Our study had some limitations. First, for economic reasons, molecular monitoring of BCR-ABL transcripts was performed only at 6-monthly intervals in all patients. Second, CyR was not evaluated, which was also mainly due to financial constraints.

Conclusion

Frontline treatment of CML with nilotinib in Pakistani population, with most being in the high Sokal risk group, achieved early and durable DMRs leading to considerably improved outcome. Long-term treatment with nilotinib was well tolerated. Nilotinib should be considered as first-line treatment throughout the country because of its better tolerability and induction of deeper MR.

Acknowledgments

All the patients, their families, doctors, nurses, and laboratory staff are being acknowledged for all the immense support that was provided throughout this study. We thank Cathel Kerr, PhD, from Edanz Group (www.edanzediting.com/ac) for editing a draft of this manuscript. The abstract of this paper was submitted for the EHA Conference 2018 in the category of poster presentation.

Author contributions

UZ and MB contributed in development of the main idea of the study, literature search, and manuscript writing.
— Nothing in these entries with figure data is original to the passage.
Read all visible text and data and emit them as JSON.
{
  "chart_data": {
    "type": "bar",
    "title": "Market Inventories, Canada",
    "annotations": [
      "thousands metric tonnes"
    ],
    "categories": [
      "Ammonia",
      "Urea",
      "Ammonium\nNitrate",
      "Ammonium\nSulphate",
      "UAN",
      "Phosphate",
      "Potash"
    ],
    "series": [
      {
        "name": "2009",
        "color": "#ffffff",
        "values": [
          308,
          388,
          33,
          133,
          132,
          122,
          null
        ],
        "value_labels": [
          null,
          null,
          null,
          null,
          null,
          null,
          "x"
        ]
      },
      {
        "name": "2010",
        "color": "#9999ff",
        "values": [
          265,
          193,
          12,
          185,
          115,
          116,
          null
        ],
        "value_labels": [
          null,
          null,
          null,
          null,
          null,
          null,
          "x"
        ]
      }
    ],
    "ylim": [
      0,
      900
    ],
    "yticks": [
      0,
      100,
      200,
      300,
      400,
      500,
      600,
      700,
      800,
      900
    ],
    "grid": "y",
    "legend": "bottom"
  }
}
BK performed mutational and statistical analyses. MB, SHA, and TF contributed in the critical review of the manuscript. SM and NF performed the data collection and statistical analysis. GS performed the molecular testing. TSS critically reviewed and approved the final manuscript. All authors contributed toward data analysis, drafting and revising the paper, gave final approval of the version to be published and agree to be accountable for all aspects of the work.

Disclosure

The authors report no conflicts of interest in this work.